The doctor’s call came later that afternoon. In the space of a week I had gone from the relatively benign diagnosis of a pesky, giant cyst that would have to be taken out with abdominal surgery – the obligatory hysterectomy thrown in while they were in there – to ovarian cancer, likely stage one, though the pathology report would be required to confirm. For over a week, and through the post-surgery brain fog, I had waited for the pathology and now it was here. Maybe this time seventeen would come through. It was not to be. Stage two, the doctor said, and there it was, the words I had dreaded to hear. Stage two. I would not be dusting off cancer as if it had been nothing more than a few weeks inconvenience. The chemo would be more than originally anticipated, and though the prognosis was really good, I knew there were no guarantees. Much of the report the doctor gave me was positive, very positive in fact, yet the call felt like another gut punch, another explosion in the minefield.

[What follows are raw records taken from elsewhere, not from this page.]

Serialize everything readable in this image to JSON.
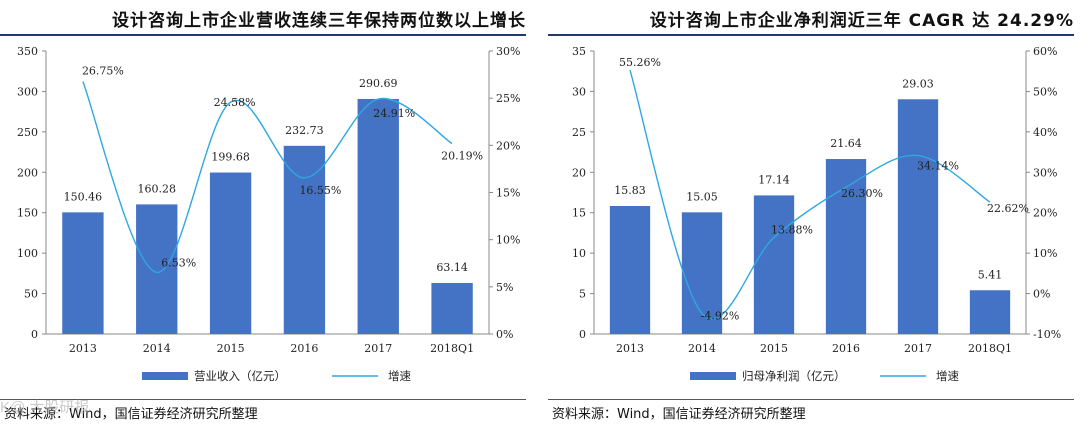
{
  "panels": [
    {
      "title": "设计咨询上市企业营收连续三年保持两位数以上增长",
      "source": "资料来源：Wind，国信证券经济研究所整理"
    },
    {
      "title": "设计咨询上市企业净利润近三年 CAGR 达 24.29%",
      "source": "资料来源：Wind，国信证券经济研究所整理"
    }
  ],
  "watermark": "K@ 大股研报",
  "colors": {
    "bar": "#4472c4",
    "line": "#2fa8e0",
    "rule": "#1f3a6b"
  },
  "chart_data": [
    {
      "type": "bar",
      "categories": [
        "2013",
        "2014",
        "2015",
        "2016",
        "2017",
        "2018Q1"
      ],
      "series": [
        {
          "name": "营业收入（亿元）",
          "kind": "bar",
          "axis": "left",
          "values": [
            150.46,
            160.28,
            199.68,
            232.73,
            290.69,
            63.14
          ],
          "labels": [
            "150.46",
            "160.28",
            "199.68",
            "232.73",
            "290.69",
            "63.14"
          ]
        },
        {
          "name": "增速",
          "kind": "line",
          "axis": "right",
          "values": [
            26.75,
            6.53,
            24.58,
            16.55,
            24.91,
            20.19
          ],
          "labels": [
            "26.75%",
            "6.53%",
            "24.58%",
            "16.55%",
            "24.91%",
            "20.19%"
          ]
        }
      ],
      "ylim_left": [
        0,
        350
      ],
      "yticks_left": [
        "0",
        "50",
        "100",
        "150",
        "200",
        "250",
        "300",
        "350"
      ],
      "ylim_right": [
        0,
        30
      ],
      "yticks_right": [
        "0%",
        "5%",
        "10%",
        "15%",
        "20%",
        "25%",
        "30%"
      ],
      "legend": [
        "营业收入（亿元）",
        "增速"
      ]
    },
    {
      "type": "bar",
      "categories": [
        "2013",
        "2014",
        "2015",
        "2016",
        "2017",
        "2018Q1"
      ],
      "series": [
        {
          "name": "归母净利润（亿元）",
          "kind": "bar",
          "axis": "left",
          "values": [
            15.83,
            15.05,
            17.14,
            21.64,
            29.03,
            5.41
          ],
          "labels": [
            "15.83",
            "15.05",
            "17.14",
            "21.64",
            "29.03",
            "5.41"
          ]
        },
        {
          "name": "增速",
          "kind": "line",
          "axis": "right",
          "values": [
            55.26,
            -4.92,
            13.88,
            26.3,
            34.14,
            22.62
          ],
          "labels": [
            "55.26%",
            "-4.92%",
            "13.88%",
            "26.30%",
            "34.14%",
            "22.62%"
          ]
        }
      ],
      "ylim_left": [
        0,
        35
      ],
      "yticks_left": [
        "0",
        "5",
        "10",
        "15",
        "20",
        "25",
        "30",
        "35"
      ],
      "ylim_right": [
        -10,
        60
      ],
      "yticks_right": [
        "-10%",
        "0%",
        "10%",
        "20%",
        "30%",
        "40%",
        "50%",
        "60%"
      ],
      "legend": [
        "归母净利润（亿元）",
        "增速"
      ]
    }
  ]
}
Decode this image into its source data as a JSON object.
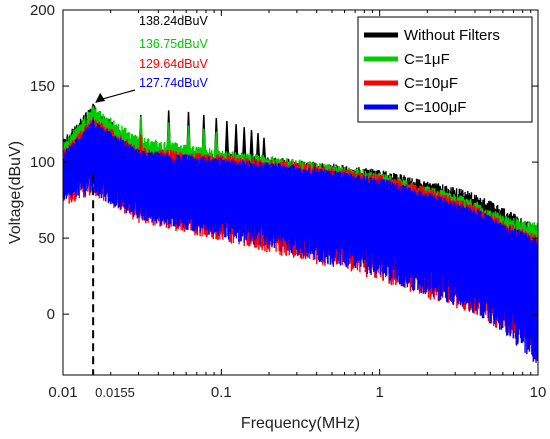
{
  "chart_data": {
    "type": "line",
    "xlabel": "Frequency(MHz)",
    "ylabel": "Voltage(dBuV)",
    "x_scale": "log",
    "xlim": [
      0.01,
      10
    ],
    "ylim": [
      -40,
      200
    ],
    "x_ticks": [
      {
        "value": 0.01,
        "label": "0.01"
      },
      {
        "value": 0.0155,
        "label": "0.0155"
      },
      {
        "value": 0.1,
        "label": "0.1"
      },
      {
        "value": 1,
        "label": "1"
      },
      {
        "value": 10,
        "label": "10"
      }
    ],
    "y_ticks": [
      0,
      50,
      100,
      150,
      200
    ],
    "grid": false,
    "legend_position": "top-right",
    "series": [
      {
        "name": "Without Filters",
        "color": "#000000",
        "envelope_x": [
          0.01,
          0.0155,
          0.03,
          0.1,
          0.3,
          1,
          2,
          4,
          6,
          10
        ],
        "upper": [
          115,
          138.24,
          110,
          106,
          102,
          95,
          88,
          80,
          70,
          58
        ],
        "lower": [
          88,
          92,
          82,
          70,
          58,
          45,
          32,
          22,
          12,
          -20
        ],
        "peaks_x": [
          0.0155,
          0.031,
          0.0465,
          0.062,
          0.0775,
          0.093,
          0.1085,
          0.124,
          0.1395,
          0.155,
          0.1705,
          0.186
        ],
        "peaks_y": [
          138.24,
          131,
          134,
          133,
          131,
          129,
          127,
          125,
          123,
          121,
          119,
          116
        ]
      },
      {
        "name": "C=1μF",
        "color": "#00cc00",
        "envelope_x": [
          0.01,
          0.0155,
          0.03,
          0.1,
          0.3,
          1,
          2,
          4,
          6,
          10
        ],
        "upper": [
          113,
          136.75,
          117,
          108,
          102,
          93,
          85,
          75,
          65,
          60
        ],
        "lower": [
          88,
          90,
          80,
          68,
          56,
          42,
          30,
          18,
          6,
          -22
        ],
        "peaks_x": [
          0.0155,
          0.031,
          0.0465,
          0.062,
          0.0775,
          0.093
        ],
        "peaks_y": [
          136.75,
          130,
          126,
          124,
          122,
          120
        ]
      },
      {
        "name": "C=10μF",
        "color": "#ff0000",
        "envelope_x": [
          0.01,
          0.0155,
          0.03,
          0.1,
          0.3,
          1,
          2,
          4,
          6,
          10
        ],
        "upper": [
          108,
          129.64,
          110,
          105,
          100,
          92,
          83,
          72,
          62,
          52
        ],
        "lower": [
          70,
          78,
          60,
          48,
          36,
          22,
          10,
          0,
          -12,
          -32
        ],
        "peaks_x": [
          0.0155,
          0.031
        ],
        "peaks_y": [
          129.64,
          118
        ]
      },
      {
        "name": "C=100μF",
        "color": "#0000ff",
        "envelope_x": [
          0.01,
          0.0155,
          0.03,
          0.1,
          0.3,
          1,
          2,
          4,
          6,
          10
        ],
        "upper": [
          106,
          127.74,
          108,
          103,
          98,
          90,
          80,
          70,
          60,
          50
        ],
        "lower": [
          75,
          78,
          62,
          50,
          38,
          24,
          12,
          0,
          -12,
          -35
        ],
        "peaks_x": [
          0.0155
        ],
        "peaks_y": [
          127.74
        ]
      }
    ],
    "annotations": [
      {
        "text": "138.24dBuV",
        "color": "#000000"
      },
      {
        "text": "136.75dBuV",
        "color": "#00cc00"
      },
      {
        "text": "129.64dBuV",
        "color": "#ff0000"
      },
      {
        "text": "127.74dBuV",
        "color": "#0000ff"
      }
    ],
    "marker_line": {
      "x": 0.0155,
      "style": "dashed"
    }
  }
}
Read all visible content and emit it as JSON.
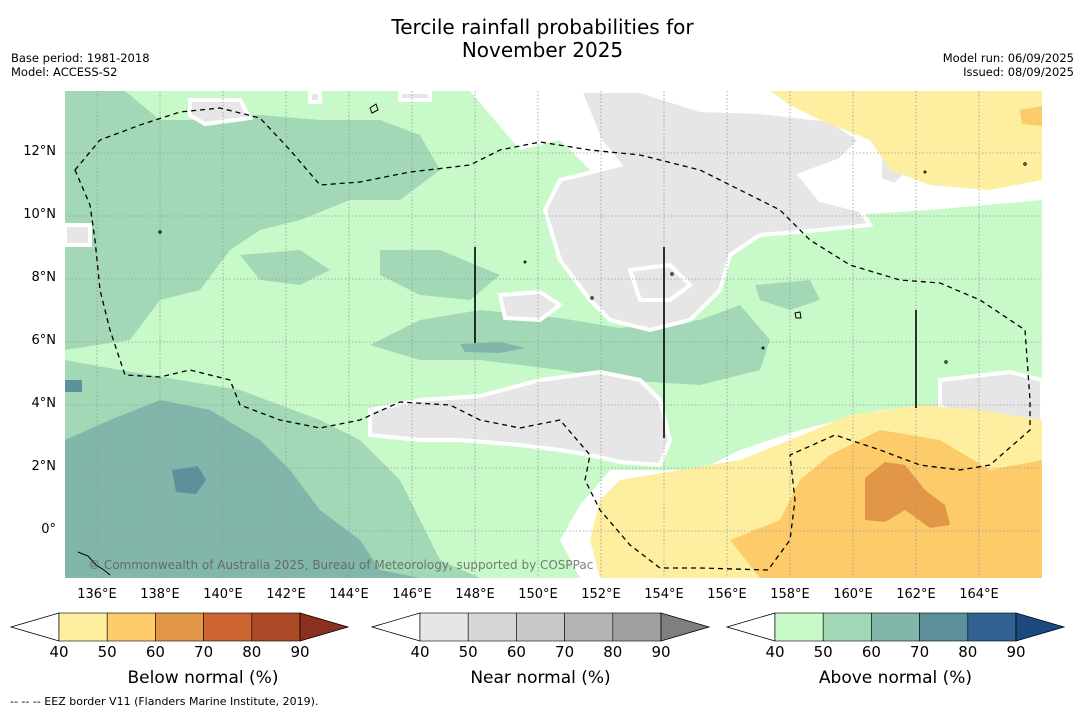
{
  "title_line1": "Tercile rainfall probabilities for",
  "title_line2": "November 2025",
  "base_period": "Base period: 1981-2018",
  "model": "Model: ACCESS-S2",
  "model_run": "Model run: 06/09/2025",
  "issued": "Issued: 08/09/2025",
  "copyright": "© Commonwealth of Australia 2025, Bureau of Meteorology, supported by COSPPac",
  "footnote": "--  --  -- EEZ border V11 (Flanders Marine Institute, 2019).",
  "x_ticks": [
    "136°E",
    "138°E",
    "140°E",
    "142°E",
    "144°E",
    "146°E",
    "148°E",
    "150°E",
    "152°E",
    "154°E",
    "156°E",
    "158°E",
    "160°E",
    "162°E",
    "164°E"
  ],
  "y_ticks": [
    "12°N",
    "10°N",
    "8°N",
    "6°N",
    "4°N",
    "2°N",
    "0°"
  ],
  "colorbars": [
    {
      "label": "Below normal (%)",
      "ticks": [
        "40",
        "50",
        "60",
        "70",
        "80",
        "90"
      ],
      "colors": [
        "#ffffff",
        "#fdeea0",
        "#fdcb6a",
        "#e19746",
        "#cd6533",
        "#ac4a27",
        "#8b2f1e"
      ]
    },
    {
      "label": "Near normal (%)",
      "ticks": [
        "40",
        "50",
        "60",
        "70",
        "80",
        "90"
      ],
      "colors": [
        "#ffffff",
        "#e6e6e6",
        "#d6d6d6",
        "#c8c8c8",
        "#b4b4b4",
        "#a0a0a0",
        "#7f7f7f"
      ]
    },
    {
      "label": "Above normal (%)",
      "ticks": [
        "40",
        "50",
        "60",
        "70",
        "80",
        "90"
      ],
      "colors": [
        "#ffffff",
        "#c8f9c8",
        "#a3d8b6",
        "#82b6aa",
        "#5c919c",
        "#2f6193",
        "#1b4a80"
      ]
    }
  ]
}
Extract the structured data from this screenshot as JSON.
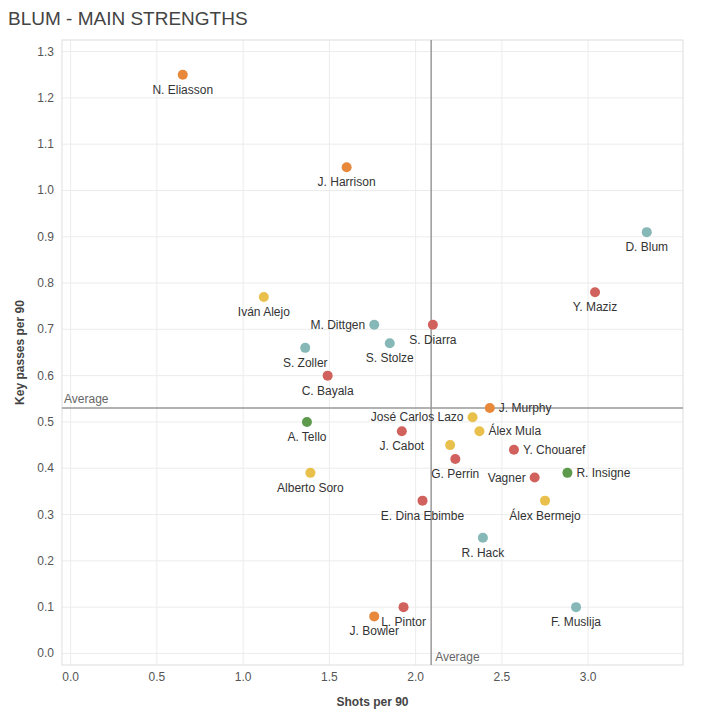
{
  "chart_data": {
    "type": "scatter",
    "title": "BLUM - MAIN STRENGTHS",
    "x_label": "Shots per 90",
    "y_label": "Key passes per 90",
    "labels": [
      "N. Eliasson",
      "J. Harrison",
      "D. Blum",
      "Y. Maziz",
      "Iván Alejo",
      "M. Dittgen",
      "S. Diarra",
      "S. Zoller",
      "S. Stolze",
      "C. Bayala",
      "J. Murphy",
      "A. Tello",
      "José Carlos Lazo",
      "Álex Mula",
      "J. Cabot",
      null,
      "G. Perrin",
      "Y. Chouaref",
      "Vagner",
      "R. Insigne",
      "Alberto Soro",
      "E. Dina Ebimbe",
      "Álex Bermejo",
      "R. Hack",
      "J. Bowler",
      "L. Pintor",
      "F. Muslija"
    ],
    "x": [
      0.65,
      1.6,
      3.34,
      3.04,
      1.12,
      1.76,
      2.1,
      1.36,
      1.85,
      1.49,
      2.43,
      1.37,
      2.33,
      2.37,
      1.92,
      2.2,
      2.23,
      2.57,
      2.69,
      2.88,
      1.39,
      2.04,
      2.75,
      2.39,
      1.76,
      1.93,
      2.93
    ],
    "values": [
      1.25,
      1.05,
      0.91,
      0.78,
      0.77,
      0.71,
      0.71,
      0.66,
      0.67,
      0.6,
      0.53,
      0.5,
      0.51,
      0.48,
      0.48,
      0.45,
      0.42,
      0.44,
      0.38,
      0.39,
      0.39,
      0.33,
      0.33,
      0.25,
      0.08,
      0.1,
      0.1
    ],
    "colors": [
      "#e8883a",
      "#e8883a",
      "#85b8b6",
      "#d1615d",
      "#e8c04b",
      "#85b8b6",
      "#d1615d",
      "#85b8b6",
      "#85b8b6",
      "#d1615d",
      "#e8883a",
      "#5d9a4c",
      "#e8c04b",
      "#e8c04b",
      "#d1615d",
      "#e8c04b",
      "#d1615d",
      "#d1615d",
      "#d1615d",
      "#5d9a4c",
      "#e8c04b",
      "#d1615d",
      "#e8c04b",
      "#85b8b6",
      "#e8883a",
      "#d1615d",
      "#85b8b6"
    ],
    "marker": "circle",
    "xlim": [
      -0.05,
      3.55
    ],
    "ylim": [
      -0.025,
      1.325
    ],
    "xticks": [
      {
        "value": 0,
        "label": "0.0"
      },
      0.5,
      {
        "value": 1,
        "label": "1.0"
      },
      1.5,
      {
        "value": 2,
        "label": "2.0"
      },
      2.5,
      {
        "value": 3,
        "label": "3.0"
      }
    ],
    "yticks": [
      {
        "value": 0,
        "label": "0.0"
      },
      0.1,
      0.2,
      0.3,
      0.4,
      0.5,
      0.6,
      0.7,
      0.8,
      0.9,
      {
        "value": 1,
        "label": "1.0"
      },
      1.1,
      1.2,
      1.3
    ],
    "grid": true,
    "reference_lines": [
      {
        "axis": "x",
        "value": 2.09,
        "label": "Average"
      },
      {
        "axis": "y",
        "value": 0.53,
        "label": "Average"
      }
    ]
  }
}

The thing is, February 17th wasn’t the day I thought it would be, yet it may have been the day I most needed. Since my retirement a year ago from a thirty-year career with the US Forest Service I felt like I had been standing on the sidelines, the athlete now out of eligibility, just watching the game other people played. I’d followed through on the things that factored into my retirement decision. I’d traveled to Alabama to help my sister with our aging parents, I’d volunteered, worked a little, went to ballgames without the constraints of a work schedule, and started writing another novel. Yet, I still felt like I was standing on the sidelines, watching a game being played by other people. February 17 changed that. Crying and reeling from the gut punches life hit me with that day, I was sidelined no more. I was back in the game, fully alive, fully engaged, fully aware, sucking in the breaths of my new life, ready to navigate the minefields, ready to savor the fields of clover, off the sidelines, back in the game.